Ukrainian identity symbol
Archbishop Yevstratiy said the church was the target of authorities installed by the Kremlin because it is a symbol of Ukrainian identity. “The Kyiv Patriarchate – it is not only a religious community, but a bulwark of the Ukrainian community. It is for this reason that the UOC-KP is such a thorn in the side of the Kremlin, which tries to all possible ways to limit and expel us from Crimea, ”he explains.
Freedom House says that “anything associated with Ukraine” is “now taboo” in occupied Crimea. “The Ukrainian language, Ukrainian Orthodox and Catholic churches, Ukrainian political parties, Ukrainian-language media and virtually everything associated with Ukraine are now taboo in occupied Crimea, preventing residents from enjoying a free social, cultural and political life. , he said in a 2017 report.
“Not only is the Ukrainian identity suppressed, but a Russian is supported in a far-reaching effort to Russify the peninsula,” Freedom House concludes.
Human Rights Watch says the Russian authorities “have severely restricted the protection of human rights and created a climate of fear and repression in Crimea.”
“The space for freedom of expression, freedom of association and the media in Crimea has shrunk considerably, and the majority of pro-Ukrainian activists and media have been expelled. Under international law, Russia, as the occupying power, is responsible for the influx of human rights violations in Crimea, ”says Yulia Gorbunova, researcher in the Europe and Central Asia division of Human Rights Watch.
Where is the Archbishop of Moscow?
Metropolitan Lazar of the Moscow Patriarchate in Crimea largely refrained from commenting on the annexation or the wider conflict between Ukraine and Russia, Archbishop Yevstratiy said.
But Lazar has been praised more than once by the authorities installed by the Kremlin on the peninsula, he continues, adding that Metropolitan Lazar has participated in official events in Crimea.
Additionally, Lazar is free to travel to the rest of Ukraine to meet metropolitan residents from across the country. After the annexation of the peninsula, the Crimean dioceses of the UOC-MP did not officially become the “canonical territory” of the Russian Orthodox Church and remained under the metropolis of Kiev.
The capture of Crimea as well as the Euromaidan revolt before it broke a religious rupture that first appeared during the collapse of the Soviet Union, when Primate Filaret broke with the Russian Orthodox Church. He argued that an independent Ukraine deserves a truly independent national church from Moscow.
During the 2014 protests that led to the ousting of pro-Moscow President Viktor Yanukovych, clergy from the Kyiv Patriarchate blessed anti-government protesters and helped build barricades themselves.
The Moscow Patriarchate remained above the fray, pray for reconciliation and encouraging dialogue.
However, the split between the Moscow and Kiev branches of the Ukrainian Orthodox Church has never received the blessing of the international Orthodox community.

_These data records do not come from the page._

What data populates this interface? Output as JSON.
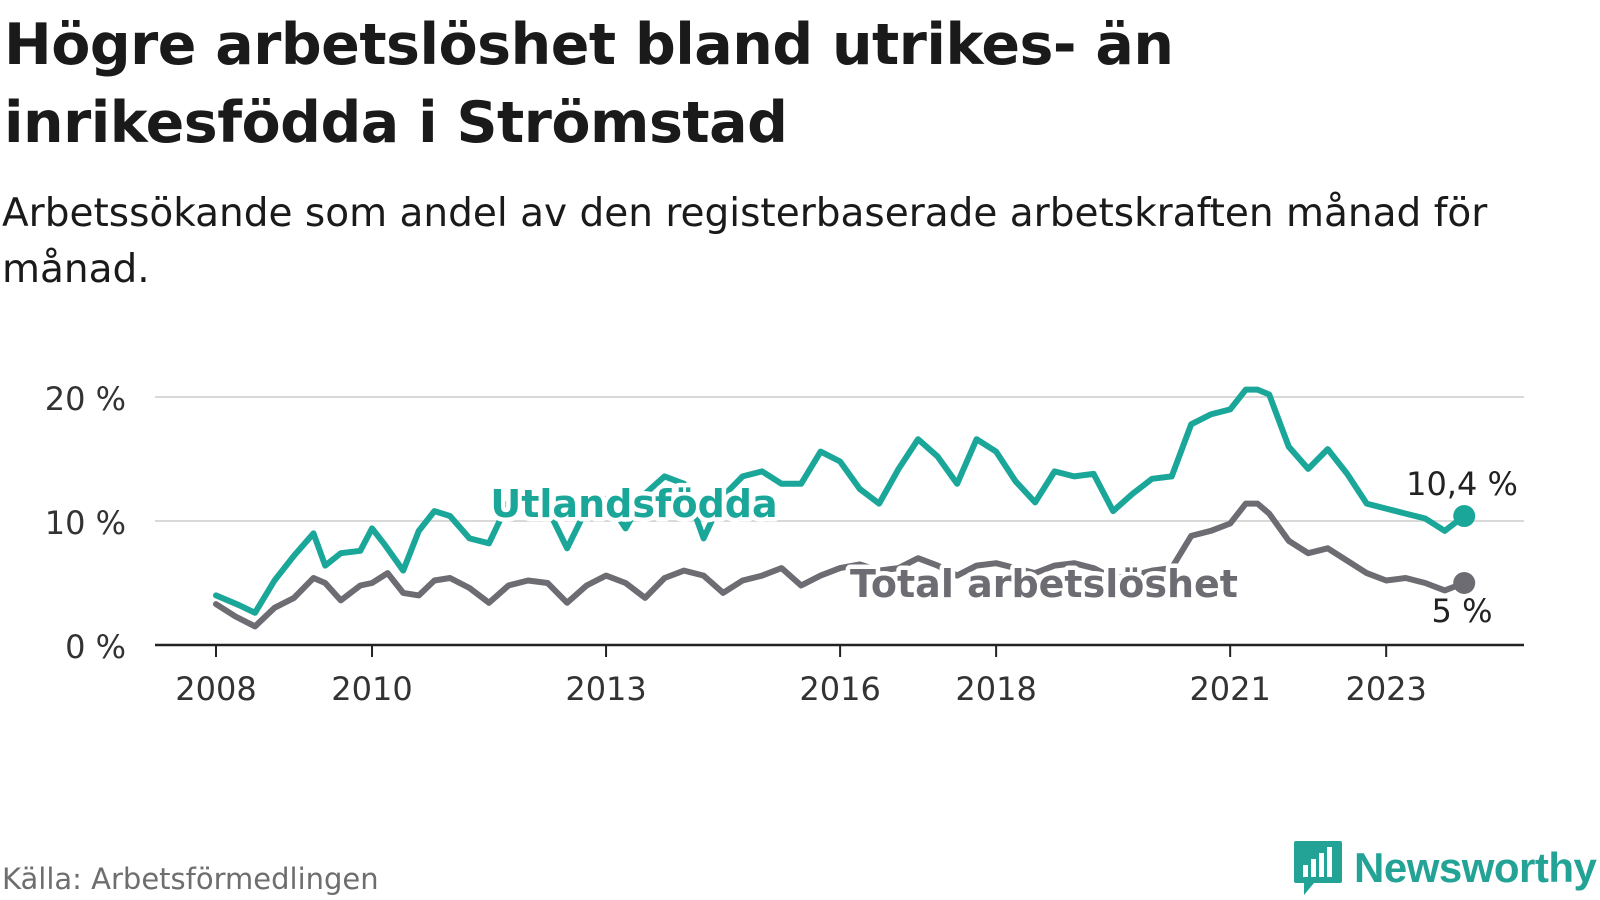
{
  "header": {
    "title": "Högre arbetslöshet bland utrikes- än inrikesfödda i Strömstad",
    "subtitle": "Arbetssökande som andel av den registerbaserade arbetskraften månad för månad."
  },
  "footer": {
    "source": "Källa: Arbetsförmedlingen",
    "brand": "Newsworthy"
  },
  "colors": {
    "utlandsfodda": "#1aa79a",
    "total": "#6d6c72",
    "grid": "#d9d9d9",
    "axis": "#222222",
    "brand": "#23a396"
  },
  "chart_data": {
    "type": "line",
    "title": "Högre arbetslöshet bland utrikes- än inrikesfödda i Strömstad",
    "xlabel": "",
    "ylabel": "",
    "xlim": [
      2008,
      2024.1
    ],
    "ylim": [
      0,
      21
    ],
    "y_ticks": [
      0,
      10,
      20
    ],
    "y_tick_labels": [
      "0 %",
      "10 %",
      "20 %"
    ],
    "x_ticks": [
      2008,
      2010,
      2013,
      2016,
      2018,
      2021,
      2023
    ],
    "x_tick_labels": [
      "2008",
      "2010",
      "2013",
      "2016",
      "2018",
      "2021",
      "2023"
    ],
    "grid": true,
    "series": [
      {
        "name": "Utlandsfödda",
        "label": "Utlandsfödda",
        "color": "#1aa79a",
        "end_label": "10,4 %",
        "x": [
          2008.0,
          2008.3,
          2008.5,
          2008.75,
          2009.0,
          2009.25,
          2009.4,
          2009.6,
          2009.85,
          2010.0,
          2010.15,
          2010.4,
          2010.6,
          2010.8,
          2011.0,
          2011.25,
          2011.5,
          2011.75,
          2012.0,
          2012.25,
          2012.5,
          2012.75,
          2013.0,
          2013.25,
          2013.5,
          2013.75,
          2014.0,
          2014.25,
          2014.5,
          2014.75,
          2015.0,
          2015.25,
          2015.5,
          2015.75,
          2016.0,
          2016.25,
          2016.5,
          2016.75,
          2017.0,
          2017.25,
          2017.5,
          2017.75,
          2018.0,
          2018.25,
          2018.5,
          2018.75,
          2019.0,
          2019.25,
          2019.5,
          2019.75,
          2020.0,
          2020.25,
          2020.5,
          2020.75,
          2021.0,
          2021.2,
          2021.35,
          2021.5,
          2021.75,
          2022.0,
          2022.25,
          2022.5,
          2022.75,
          2023.0,
          2023.25,
          2023.5,
          2023.75,
          2024.0
        ],
        "y": [
          4.0,
          3.2,
          2.6,
          5.2,
          7.2,
          9.0,
          6.4,
          7.4,
          7.6,
          9.4,
          8.2,
          6.0,
          9.2,
          10.8,
          10.4,
          8.6,
          8.2,
          11.5,
          12.5,
          11.0,
          7.8,
          11.0,
          11.8,
          9.4,
          12.2,
          13.6,
          13.0,
          8.6,
          12.0,
          13.6,
          14.0,
          13.0,
          13.0,
          15.6,
          14.8,
          12.6,
          11.4,
          14.2,
          16.6,
          15.2,
          13.0,
          16.6,
          15.6,
          13.2,
          11.5,
          14.0,
          13.6,
          13.8,
          10.8,
          12.2,
          13.4,
          13.6,
          17.8,
          18.6,
          19.0,
          20.6,
          20.6,
          20.2,
          16.0,
          14.2,
          15.8,
          13.8,
          11.4,
          11.0,
          10.6,
          10.2,
          9.2,
          10.4
        ]
      },
      {
        "name": "Total arbetslöshet",
        "label": "Total arbetslöshet",
        "color": "#6d6c72",
        "end_label": "5 %",
        "x": [
          2008.0,
          2008.25,
          2008.5,
          2008.75,
          2009.0,
          2009.25,
          2009.4,
          2009.6,
          2009.85,
          2010.0,
          2010.2,
          2010.4,
          2010.6,
          2010.8,
          2011.0,
          2011.25,
          2011.5,
          2011.75,
          2012.0,
          2012.25,
          2012.5,
          2012.75,
          2013.0,
          2013.25,
          2013.5,
          2013.75,
          2014.0,
          2014.25,
          2014.5,
          2014.75,
          2015.0,
          2015.25,
          2015.5,
          2015.75,
          2016.0,
          2016.25,
          2016.5,
          2016.75,
          2017.0,
          2017.25,
          2017.5,
          2017.75,
          2018.0,
          2018.25,
          2018.5,
          2018.75,
          2019.0,
          2019.25,
          2019.5,
          2019.75,
          2020.0,
          2020.25,
          2020.5,
          2020.75,
          2021.0,
          2021.2,
          2021.35,
          2021.5,
          2021.75,
          2022.0,
          2022.25,
          2022.5,
          2022.75,
          2023.0,
          2023.25,
          2023.5,
          2023.75,
          2024.0
        ],
        "y": [
          3.3,
          2.3,
          1.5,
          3.0,
          3.8,
          5.4,
          5.0,
          3.6,
          4.8,
          5.0,
          5.8,
          4.2,
          4.0,
          5.2,
          5.4,
          4.6,
          3.4,
          4.8,
          5.2,
          5.0,
          3.4,
          4.8,
          5.6,
          5.0,
          3.8,
          5.4,
          6.0,
          5.6,
          4.2,
          5.2,
          5.6,
          6.2,
          4.8,
          5.6,
          6.2,
          6.5,
          6.0,
          6.2,
          7.0,
          6.4,
          5.6,
          6.4,
          6.6,
          6.2,
          5.8,
          6.4,
          6.6,
          6.2,
          5.4,
          5.6,
          6.0,
          6.2,
          8.8,
          9.2,
          9.8,
          11.4,
          11.4,
          10.6,
          8.4,
          7.4,
          7.8,
          6.8,
          5.8,
          5.2,
          5.4,
          5.0,
          4.4,
          5.0
        ]
      }
    ]
  }
}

In the midst of the ongoing conflict with Moscow, Poroshenko gives new impetus to Bartholomew I, head of the Pan-Orthodox Council, to recognize the UOC-KP as the only official Orthodox church in Ukraine. “As President, I have decided to ask the Ecumenical Patriarch, His Holiness [Bartholomew] to grant the “tomos” of an independent Ukrainian church, more precisely local autocephalous, “Poroshenko said at a meeting with parliamentary party leaders on April 17.
Returning to Crimea, despite the current difficulties, Archbishop Yevstratiy and other church members remain defiant and surprisingly optimistic. “We believe that every day brings us closer to the time when in Simferopol, Sevastopol and other Crimean cities it will be possible to pray in Ukrainian.”
* CORRECTION: This article has been amended to remove reference to “Russian-backed separatists” in Russia’s takeover of the Crimean region of Ukraine.